Ein negatives MRD-Ergebnis bedeutet nicht, dass für den Patienten kein Risiko eines Rezidivs oder einer Metastasierung besteht. Ein postoperativer negativer molekularer Reststatus dient auch nicht als alleiniges Kriterium für die Beurteilung der Eignung einer adjuvanten Behandlung in der klinischen Bewertung. Selbst bei einem negativen MRD-Erstbefund ist es ratsam, die Rezidiv- und Metastasierungssituation bei den nachfolgenden Nachuntersuchungen dynamisch zu überwachen und die Überwachung und Diagnose auf der Grundlage der Empfehlungen der klinischen Ärzte fortzusetzen.
RaumGen
SpaceGen hat Dienstleistungen zur Erkennung molekularer Resterkrankungen (MRD) bei soliden Tumoren mit einem breit gefächerten Produktpanel eingeführt, das verschiedene MRD-Nachweise bei soliden Tumoren unterstützt, um den klinischen Anforderungen gerecht zu werden.
1. Wie sieht der technische Ansatz für den Nachweis molekularer Resterkrankungen (MRD) bei soliden Tumoren aus?
Die MRD-Detektion von SpaceGen beruht auf einer kundenspezifischen Panel-Teststrategie, die auch als Tumor-informierte Assays bekannt ist. Sie beginnt mit einer umfassenden Ganz-Exom-Sequenzierung (WES) des Primärtumorgewebes, um patientenspezifische genetische Mutationen zu identifizieren.
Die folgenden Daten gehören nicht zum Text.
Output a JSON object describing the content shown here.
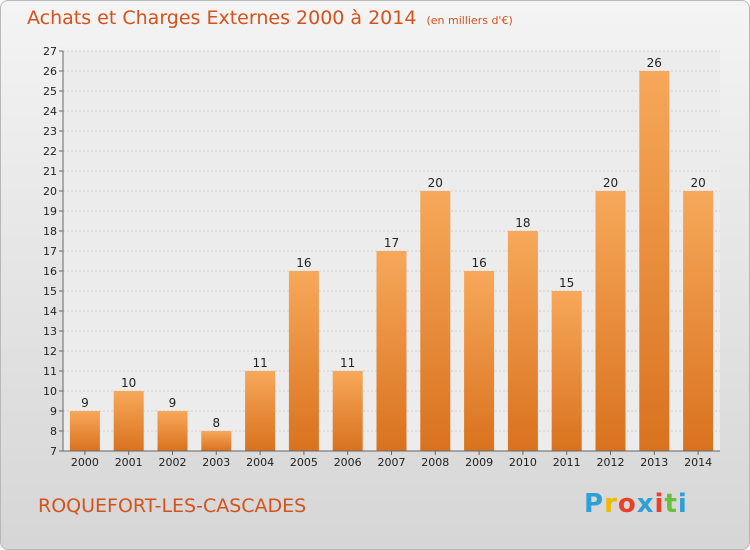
{
  "header": {
    "title": "Achats et Charges Externes 2000 à 2014",
    "unit": "(en milliers d'€)"
  },
  "footer": {
    "commune": "ROQUEFORT-LES-CASCADES",
    "brand": "Proxiti"
  },
  "colors": {
    "title": "#d4521c",
    "bar_light": "#f7a85a",
    "bar_dark": "#d9721e"
  },
  "chart_data": {
    "type": "bar",
    "title": "Achats et Charges Externes 2000 à 2014",
    "subtitle": "(en milliers d'€)",
    "categories": [
      "2000",
      "2001",
      "2002",
      "2003",
      "2004",
      "2005",
      "2006",
      "2007",
      "2008",
      "2009",
      "2010",
      "2011",
      "2012",
      "2013",
      "2014"
    ],
    "values": [
      9,
      10,
      9,
      8,
      11,
      16,
      11,
      17,
      20,
      16,
      18,
      15,
      20,
      26,
      20
    ],
    "ylim": [
      7,
      27
    ],
    "yticks": [
      7,
      8,
      9,
      10,
      11,
      12,
      13,
      14,
      15,
      16,
      17,
      18,
      19,
      20,
      21,
      22,
      23,
      24,
      25,
      26,
      27
    ],
    "grid": true,
    "legend": "none"
  }
}
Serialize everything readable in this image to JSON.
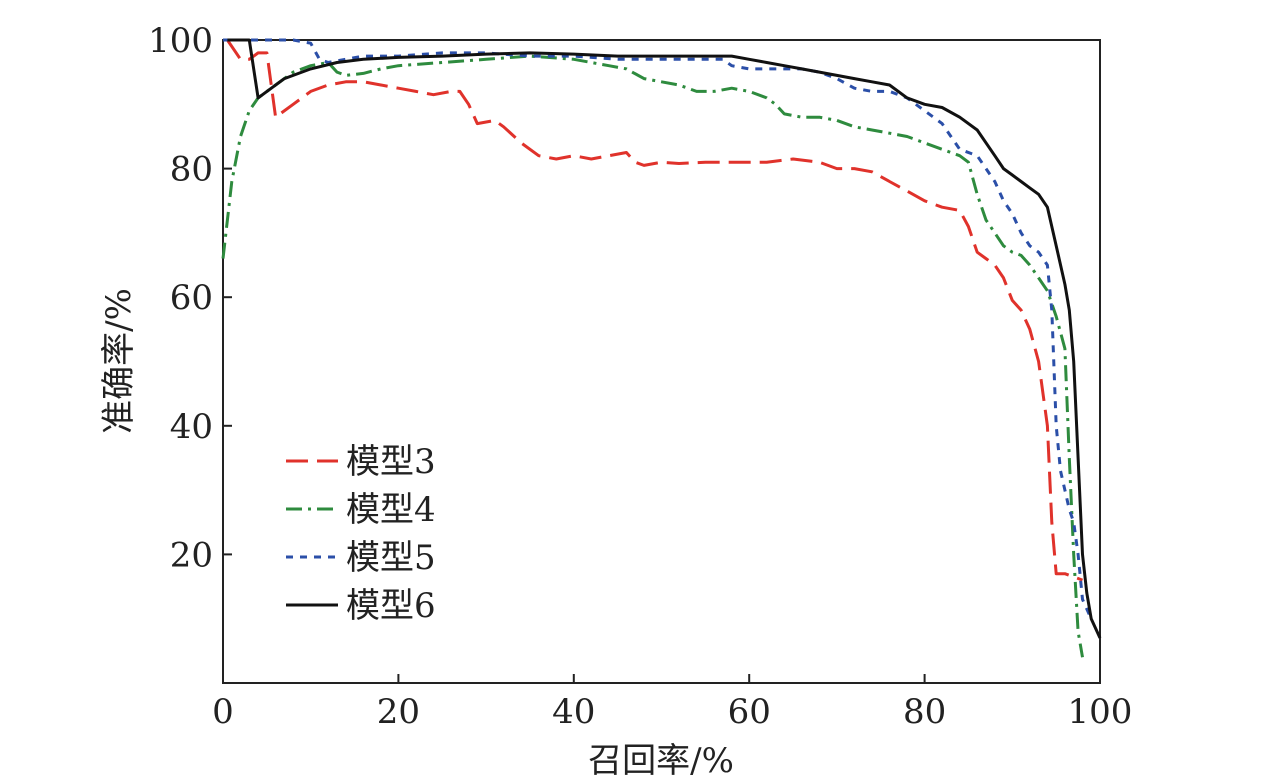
{
  "chart_data": {
    "type": "line",
    "title": "",
    "xlabel": "召回率/%",
    "ylabel": "准确率/%",
    "xlim": [
      0,
      100
    ],
    "ylim": [
      0,
      100
    ],
    "xticks": [
      "0",
      "20",
      "40",
      "60",
      "80",
      "100"
    ],
    "yticks": [
      "20",
      "40",
      "60",
      "80",
      "100"
    ],
    "legend_position": "lower-left",
    "grid": false,
    "series": [
      {
        "name": "模型3",
        "color": "#e0322b",
        "dash": "long-dash",
        "points": [
          [
            0.5,
            100
          ],
          [
            2,
            97
          ],
          [
            3,
            97
          ],
          [
            4,
            98
          ],
          [
            5,
            98
          ],
          [
            6,
            88
          ],
          [
            8,
            90
          ],
          [
            10,
            92
          ],
          [
            12,
            93
          ],
          [
            14,
            93.5
          ],
          [
            16,
            93.5
          ],
          [
            18,
            93
          ],
          [
            20,
            92.5
          ],
          [
            22,
            92
          ],
          [
            24,
            91.5
          ],
          [
            26,
            92
          ],
          [
            27,
            92
          ],
          [
            28,
            90
          ],
          [
            29,
            87
          ],
          [
            31,
            87.5
          ],
          [
            32,
            86.5
          ],
          [
            34,
            84
          ],
          [
            36,
            82
          ],
          [
            38,
            81.5
          ],
          [
            40,
            82
          ],
          [
            42,
            81.5
          ],
          [
            44,
            82
          ],
          [
            46,
            82.5
          ],
          [
            47,
            81
          ],
          [
            48,
            80.5
          ],
          [
            50,
            81
          ],
          [
            52,
            80.8
          ],
          [
            55,
            81
          ],
          [
            58,
            81
          ],
          [
            62,
            81
          ],
          [
            65,
            81.5
          ],
          [
            68,
            81
          ],
          [
            70,
            80
          ],
          [
            72,
            80
          ],
          [
            74,
            79.5
          ],
          [
            76,
            78
          ],
          [
            78,
            76.5
          ],
          [
            80,
            75
          ],
          [
            82,
            74
          ],
          [
            84,
            73.5
          ],
          [
            85,
            71
          ],
          [
            86,
            67
          ],
          [
            87,
            66
          ],
          [
            88,
            65
          ],
          [
            89,
            63
          ],
          [
            90,
            59.5
          ],
          [
            91,
            58
          ],
          [
            92,
            55
          ],
          [
            93,
            50
          ],
          [
            94,
            40
          ],
          [
            94.5,
            25
          ],
          [
            95,
            17
          ],
          [
            96,
            17
          ],
          [
            97,
            16.5
          ],
          [
            98,
            16
          ]
        ]
      },
      {
        "name": "模型4",
        "color": "#2e8b3e",
        "dash": "dash-dot",
        "points": [
          [
            0,
            66
          ],
          [
            1,
            78
          ],
          [
            2,
            85
          ],
          [
            3,
            89
          ],
          [
            4,
            91
          ],
          [
            6,
            93
          ],
          [
            8,
            95
          ],
          [
            10,
            96
          ],
          [
            12,
            96.5
          ],
          [
            13,
            95
          ],
          [
            14,
            94.5
          ],
          [
            16,
            94.8
          ],
          [
            18,
            95.5
          ],
          [
            20,
            96
          ],
          [
            25,
            96.5
          ],
          [
            30,
            97
          ],
          [
            35,
            97.5
          ],
          [
            40,
            97
          ],
          [
            42,
            96.5
          ],
          [
            44,
            96
          ],
          [
            46,
            95.5
          ],
          [
            48,
            94
          ],
          [
            50,
            93.5
          ],
          [
            52,
            93
          ],
          [
            54,
            92
          ],
          [
            56,
            92
          ],
          [
            58,
            92.5
          ],
          [
            60,
            92
          ],
          [
            62,
            91
          ],
          [
            63,
            90
          ],
          [
            64,
            88.5
          ],
          [
            66,
            88
          ],
          [
            68,
            88
          ],
          [
            70,
            87.5
          ],
          [
            72,
            86.5
          ],
          [
            74,
            86
          ],
          [
            76,
            85.5
          ],
          [
            78,
            85
          ],
          [
            80,
            84
          ],
          [
            82,
            83
          ],
          [
            84,
            82
          ],
          [
            85,
            81
          ],
          [
            86,
            76
          ],
          [
            87,
            72
          ],
          [
            88,
            70
          ],
          [
            89,
            68
          ],
          [
            90,
            67
          ],
          [
            91,
            66.5
          ],
          [
            92,
            65
          ],
          [
            93,
            63
          ],
          [
            94,
            61
          ],
          [
            95,
            57
          ],
          [
            96,
            52
          ],
          [
            96.5,
            35
          ],
          [
            97,
            20
          ],
          [
            97.5,
            8
          ],
          [
            98,
            4
          ]
        ]
      },
      {
        "name": "模型5",
        "color": "#2b4fa8",
        "dash": "short-dash",
        "points": [
          [
            0,
            100
          ],
          [
            2,
            100
          ],
          [
            5,
            100
          ],
          [
            8,
            100
          ],
          [
            10,
            99.5
          ],
          [
            11,
            97
          ],
          [
            12,
            96.5
          ],
          [
            14,
            97
          ],
          [
            16,
            97.5
          ],
          [
            20,
            97.5
          ],
          [
            25,
            98
          ],
          [
            30,
            98
          ],
          [
            35,
            97.5
          ],
          [
            40,
            97.5
          ],
          [
            45,
            97
          ],
          [
            50,
            97
          ],
          [
            55,
            97
          ],
          [
            57,
            97
          ],
          [
            58,
            96
          ],
          [
            60,
            95.5
          ],
          [
            62,
            95.5
          ],
          [
            64,
            95.5
          ],
          [
            66,
            95.5
          ],
          [
            68,
            95
          ],
          [
            70,
            94
          ],
          [
            72,
            92.5
          ],
          [
            74,
            92
          ],
          [
            76,
            92
          ],
          [
            78,
            91
          ],
          [
            80,
            89
          ],
          [
            82,
            87
          ],
          [
            84,
            83
          ],
          [
            86,
            82
          ],
          [
            87,
            80
          ],
          [
            88,
            78
          ],
          [
            89,
            75
          ],
          [
            90,
            73
          ],
          [
            91,
            70
          ],
          [
            92,
            68
          ],
          [
            93,
            67
          ],
          [
            94,
            65
          ],
          [
            94.5,
            58
          ],
          [
            95,
            40
          ],
          [
            95.5,
            33
          ],
          [
            96,
            30
          ],
          [
            96.5,
            27
          ],
          [
            97,
            25
          ],
          [
            97.5,
            20
          ],
          [
            98,
            13
          ],
          [
            99,
            10
          ]
        ]
      },
      {
        "name": "模型6",
        "color": "#111111",
        "dash": "solid",
        "points": [
          [
            0.5,
            100
          ],
          [
            3,
            100
          ],
          [
            4,
            91
          ],
          [
            5,
            92
          ],
          [
            7,
            94
          ],
          [
            10,
            95.5
          ],
          [
            13,
            96.5
          ],
          [
            16,
            97
          ],
          [
            20,
            97.3
          ],
          [
            25,
            97.5
          ],
          [
            30,
            97.8
          ],
          [
            35,
            98
          ],
          [
            40,
            97.8
          ],
          [
            45,
            97.5
          ],
          [
            50,
            97.5
          ],
          [
            55,
            97.5
          ],
          [
            58,
            97.5
          ],
          [
            60,
            97
          ],
          [
            62,
            96.5
          ],
          [
            64,
            96
          ],
          [
            66,
            95.5
          ],
          [
            68,
            95
          ],
          [
            70,
            94.5
          ],
          [
            72,
            94
          ],
          [
            74,
            93.5
          ],
          [
            76,
            93
          ],
          [
            78,
            91
          ],
          [
            80,
            90
          ],
          [
            82,
            89.5
          ],
          [
            84,
            88
          ],
          [
            86,
            86
          ],
          [
            88,
            82
          ],
          [
            89,
            80
          ],
          [
            90,
            79
          ],
          [
            91,
            78
          ],
          [
            92,
            77
          ],
          [
            93,
            76
          ],
          [
            94,
            74
          ],
          [
            95,
            68
          ],
          [
            96,
            62
          ],
          [
            96.5,
            58
          ],
          [
            97,
            50
          ],
          [
            97.5,
            35
          ],
          [
            98,
            20
          ],
          [
            98.5,
            14
          ],
          [
            99,
            10
          ],
          [
            100,
            7
          ]
        ]
      }
    ]
  }
}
Anschließend wird ein personalisiertes Panel entwickelt, das auf eine bestimmte Anzahl von Mutationsstellen im Gewebe abzielt und anschließend auf ctDNA (zirkulierende Tumor-DNA) getestet wird.
Tumorfokussierte WES-Tests (Tumorgewebe + peripheres Blut) → Auswahl spezifischer Mutationsstellen → Personalisierte Panelanpassung → Laufende Mehrfachüberwachung (periphere Blutproben)
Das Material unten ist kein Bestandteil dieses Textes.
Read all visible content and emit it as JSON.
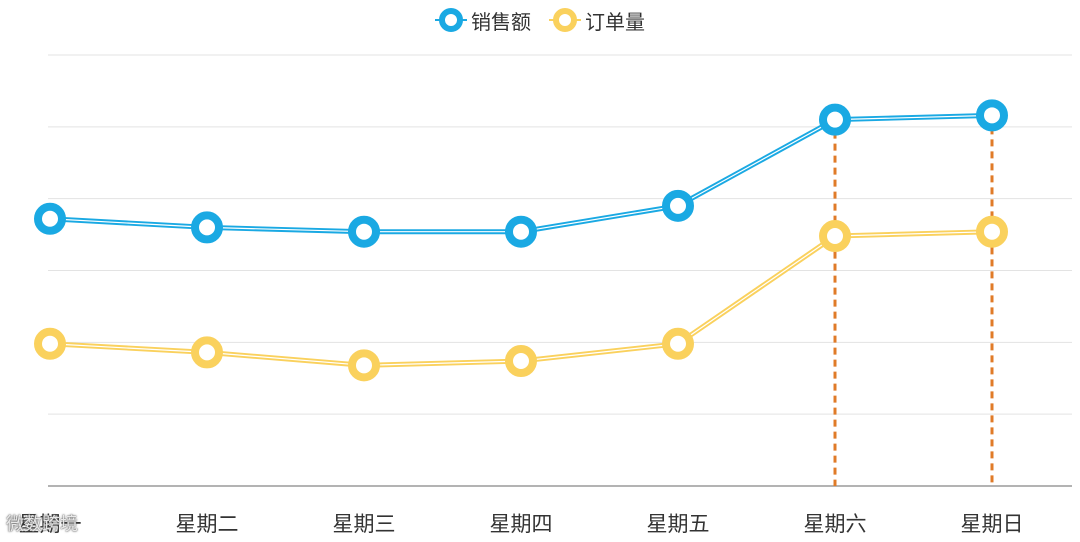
{
  "chart_data": {
    "type": "line",
    "categories": [
      "星期一",
      "星期二",
      "星期三",
      "星期四",
      "星期五",
      "星期六",
      "星期日"
    ],
    "series": [
      {
        "name": "销售额",
        "values": [
          62,
          60,
          59,
          59,
          65,
          85,
          86
        ],
        "color": "#1AA9E3"
      },
      {
        "name": "订单量",
        "values": [
          33,
          31,
          28,
          29,
          33,
          58,
          59
        ],
        "color": "#FAD15D"
      }
    ],
    "ylim": [
      0,
      100
    ],
    "grid": true,
    "legend_position": "top-center",
    "markers": "hollow-circle",
    "highlight_lines": {
      "categories": [
        "星期六",
        "星期日"
      ],
      "style": "dashed",
      "color": "#E07B28"
    }
  },
  "legend": {
    "items": [
      {
        "label": "销售额",
        "color": "#1AA9E3"
      },
      {
        "label": "订单量",
        "color": "#FAD15D"
      }
    ]
  },
  "watermark": "微数跨境"
}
2. Projektvorteile & Parameter
- Unabhängige Entwicklung einer auf den Tumor fokussierten Ganz-Exom-Sequenzierung (WES), die über die Standard-WES hinausgeht, indem sie auch Tumor-Hotspot-Mutationsregionen, intronische Regionen, die für häufige Genfusionen relevant sind, pathogene Stellen in nicht-kodierenden ClinVar-Regionen, SNP (Single Nucleotide Polymorphism)-Gerüste und MSI (Microsatellite Instability)-Regionen erfasst. Die Ergebnisse des Basisprobennachweises umfassen gezielte Therapien, Immuntherapien und genetische Risikobewertungen.
- Bei den personalisierten, kundenspezifischen Panels wird die von uns entwickelte Einzelprimer-Amplifikation mit der UMI-Technologie (Unique Molecular Identifier) zur Erstellung von Sequenzierungsbibliotheken kombiniert.
- Die automatisierte Auswahl der Überwachungsstellen erfolgt durch eine gewichtete Bewertung auf der Grundlage von Faktoren wie Mutationshäufigkeit, Genfunktion, Mutationstyp und Mutationsgrad. Dieser Ansatz erhöht die Empfindlichkeit bei der Auswahl von Überwachungsstellen.
- Die ultratiefe Sequenzierung (100.000X) in Kombination mit der UMI-Analyse erreicht eine Mutationsnachweisempfindlichkeit von 0,05 % und erfüllt damit die Anforderungen an die MRD-Nachweisleistung.
- Die Baseline-Analyse und die mehrfache dynamische Überwachung ermöglichen eine umfassende Tumordiagnose und -behandlung und bieten einen vollständigen Zyklus der dynamischen MRD-Überwachung im Verlauf der Krebsbehandlung.
3. Kombinationsmöglichkeiten
Flexibles, umfassendes Management mit mehreren Wahlmöglichkeiten:
- Whole-Exome-Baseline-Analyse + 1 Runde der dynamischen Überwachung
- Whole-Exome-Baseline-Analyse + 3 Runden dynamische Überwachung
- Ganz-Exom-Basislinienanalyse + 6 Runden dynamische Überwachung
- Vollständige Exom-Basislinienanalyse + N Runden dynamischer Überwachung
Anwendbar für die Prognosevorhersage, die Bewertung des Rezidivrisikos und die Überwachung der Wirksamkeit der Behandlung bei verschiedenen soliden Tumoren.